Observability¶
This page describes how to monitor the Gameserver with dashboards, metrics, and logs.
Built-In Dashboards¶
CTF Gameserver's Web component includes several dashboards for service authors to observe the behavior of their Checker Scripts:
- Service History shows the check results for all teams over multiple ticks. It provides a nice overview of the Checker Script's behavior at large.
- Missing Checks lists checks with the "Not checked" status. These are particularly interesting because they point at crashes or timeouts.
Access to all of these requires a user account with "Staff" status. If configured, links to the corresponding
logs in Graylog are automatically generated (setting GRAYLOG_SEARCH_URL
).
Users with "Staff" status can also view the VPN Status History dashboard of any selected team.
Logging¶
All components write logs to stdout, from where they are usually picked up by systemd. You can view them
through the regular journald facilities (journalctl
).
The only exception to this are Checker Script logs, which can be very verbose and should be accessible to their individual authors.
Checkers¶
You must explicitly configure Checker Script logs to be sent to either journald or Graylog.

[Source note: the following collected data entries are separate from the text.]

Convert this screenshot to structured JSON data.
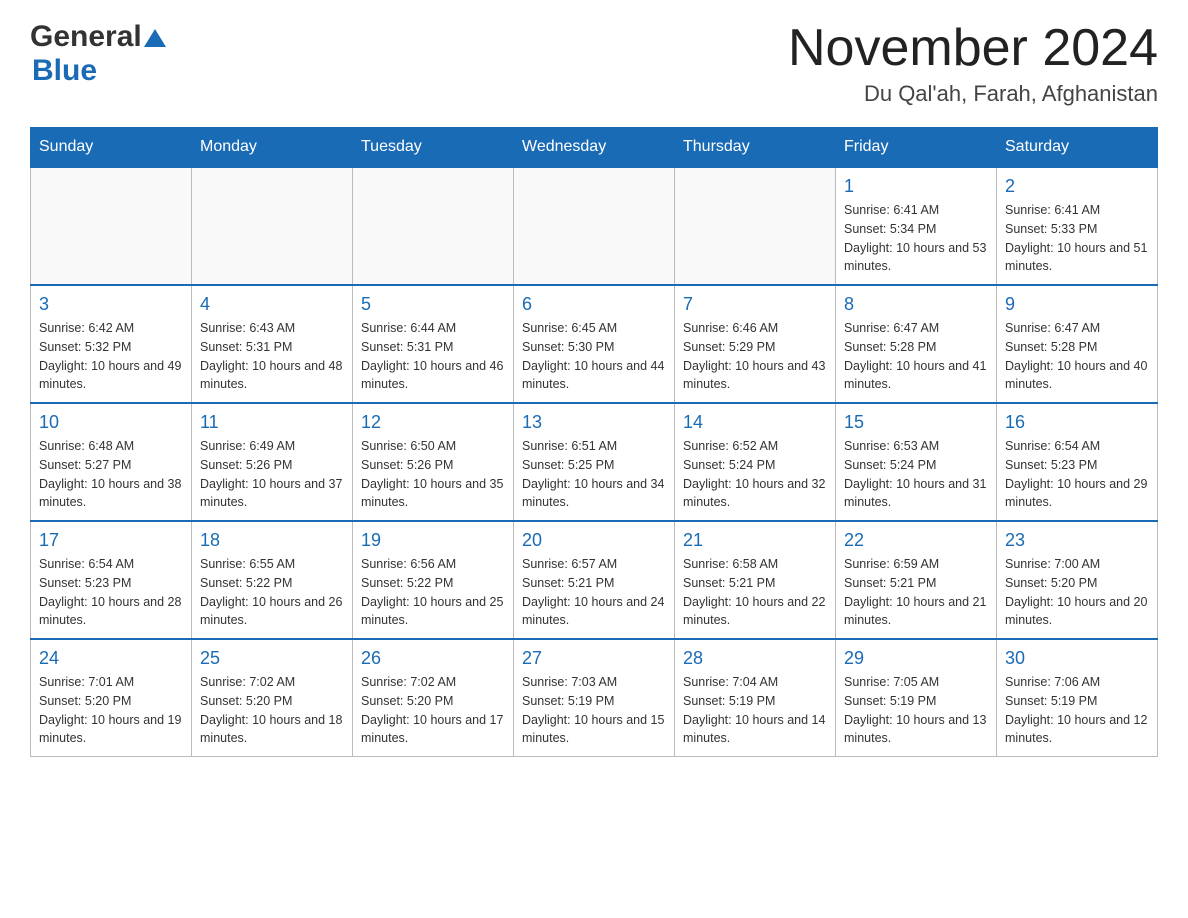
{
  "header": {
    "logo_general": "General",
    "logo_blue": "Blue",
    "title": "November 2024",
    "subtitle": "Du Qal'ah, Farah, Afghanistan"
  },
  "days_of_week": [
    "Sunday",
    "Monday",
    "Tuesday",
    "Wednesday",
    "Thursday",
    "Friday",
    "Saturday"
  ],
  "weeks": [
    [
      {
        "day": "",
        "info": ""
      },
      {
        "day": "",
        "info": ""
      },
      {
        "day": "",
        "info": ""
      },
      {
        "day": "",
        "info": ""
      },
      {
        "day": "",
        "info": ""
      },
      {
        "day": "1",
        "info": "Sunrise: 6:41 AM\nSunset: 5:34 PM\nDaylight: 10 hours and 53 minutes."
      },
      {
        "day": "2",
        "info": "Sunrise: 6:41 AM\nSunset: 5:33 PM\nDaylight: 10 hours and 51 minutes."
      }
    ],
    [
      {
        "day": "3",
        "info": "Sunrise: 6:42 AM\nSunset: 5:32 PM\nDaylight: 10 hours and 49 minutes."
      },
      {
        "day": "4",
        "info": "Sunrise: 6:43 AM\nSunset: 5:31 PM\nDaylight: 10 hours and 48 minutes."
      },
      {
        "day": "5",
        "info": "Sunrise: 6:44 AM\nSunset: 5:31 PM\nDaylight: 10 hours and 46 minutes."
      },
      {
        "day": "6",
        "info": "Sunrise: 6:45 AM\nSunset: 5:30 PM\nDaylight: 10 hours and 44 minutes."
      },
      {
        "day": "7",
        "info": "Sunrise: 6:46 AM\nSunset: 5:29 PM\nDaylight: 10 hours and 43 minutes."
      },
      {
        "day": "8",
        "info": "Sunrise: 6:47 AM\nSunset: 5:28 PM\nDaylight: 10 hours and 41 minutes."
      },
      {
        "day": "9",
        "info": "Sunrise: 6:47 AM\nSunset: 5:28 PM\nDaylight: 10 hours and 40 minutes."
      }
    ],
    [
      {
        "day": "10",
        "info": "Sunrise: 6:48 AM\nSunset: 5:27 PM\nDaylight: 10 hours and 38 minutes."
      },
      {
        "day": "11",
        "info": "Sunrise: 6:49 AM\nSunset: 5:26 PM\nDaylight: 10 hours and 37 minutes."
      },
      {
        "day": "12",
        "info": "Sunrise: 6:50 AM\nSunset: 5:26 PM\nDaylight: 10 hours and 35 minutes."
      },
      {
        "day": "13",
        "info": "Sunrise: 6:51 AM\nSunset: 5:25 PM\nDaylight: 10 hours and 34 minutes."
      },
      {
        "day": "14",
        "info": "Sunrise: 6:52 AM\nSunset: 5:24 PM\nDaylight: 10 hours and 32 minutes."
      },
      {
        "day": "15",
        "info": "Sunrise: 6:53 AM\nSunset: 5:24 PM\nDaylight: 10 hours and 31 minutes."
      },
      {
        "day": "16",
        "info": "Sunrise: 6:54 AM\nSunset: 5:23 PM\nDaylight: 10 hours and 29 minutes."
      }
    ],
    [
      {
        "day": "17",
        "info": "Sunrise: 6:54 AM\nSunset: 5:23 PM\nDaylight: 10 hours and 28 minutes."
      },
      {
        "day": "18",
        "info": "Sunrise: 6:55 AM\nSunset: 5:22 PM\nDaylight: 10 hours and 26 minutes."
      },
      {
        "day": "19",
        "info": "Sunrise: 6:56 AM\nSunset: 5:22 PM\nDaylight: 10 hours and 25 minutes."
      },
      {
        "day": "20",
        "info": "Sunrise: 6:57 AM\nSunset: 5:21 PM\nDaylight: 10 hours and 24 minutes."
      },
      {
        "day": "21",
        "info": "Sunrise: 6:58 AM\nSunset: 5:21 PM\nDaylight: 10 hours and 22 minutes."
      },
      {
        "day": "22",
        "info": "Sunrise: 6:59 AM\nSunset: 5:21 PM\nDaylight: 10 hours and 21 minutes."
      },
      {
        "day": "23",
        "info": "Sunrise: 7:00 AM\nSunset: 5:20 PM\nDaylight: 10 hours and 20 minutes."
      }
    ],
    [
      {
        "day": "24",
        "info": "Sunrise: 7:01 AM\nSunset: 5:20 PM\nDaylight: 10 hours and 19 minutes."
      },
      {
        "day": "25",
        "info": "Sunrise: 7:02 AM\nSunset: 5:20 PM\nDaylight: 10 hours and 18 minutes."
      },
      {
        "day": "26",
        "info": "Sunrise: 7:02 AM\nSunset: 5:20 PM\nDaylight: 10 hours and 17 minutes."
      },
      {
        "day": "27",
        "info": "Sunrise: 7:03 AM\nSunset: 5:19 PM\nDaylight: 10 hours and 15 minutes."
      },
      {
        "day": "28",
        "info": "Sunrise: 7:04 AM\nSunset: 5:19 PM\nDaylight: 10 hours and 14 minutes."
      },
      {
        "day": "29",
        "info": "Sunrise: 7:05 AM\nSunset: 5:19 PM\nDaylight: 10 hours and 13 minutes."
      },
      {
        "day": "30",
        "info": "Sunrise: 7:06 AM\nSunset: 5:19 PM\nDaylight: 10 hours and 12 minutes."
      }
    ]
  ]
}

Graylog (Open) is the recommended option, especially for
larger competitions. It allows logs to be accessed through a web interface and filtered by service, team,
tick, etc. When GRAYLOG_SEARCH_URL
is configured for the Web component, the built-in dashboards
automatically generate links to the respective logs.
After installing Graylog, create a new "GELF UDP" input through the web interface with a large enough
recv_buffer_size
(we use 2 MB, i.e. 2097152 bytes). The parameters of this input then get used in the
CTF_GELF_SERVER
option.
With journald-based Checker logging, you can filter log entries like this:
journalctl -u ctf-checkermaster@service.service SYSLOG_IDENTIFIER=checker_service-team023-tick042
Additionally, the ctf-logviewer
script is available. It is designed to be used as an SSH ForceCommand
to
give service authors access to logs for a specific service.
Metrics¶
All components except Web can expose metrics in Prometheus format. Prometheus enables both alerting and dashboarding with Grafana.
To enable metrics, configure CTF_METRICS_LISTEN
(the Ansible roles do that by default). For the available
metrics and their description, manually request the metrics via HTTP.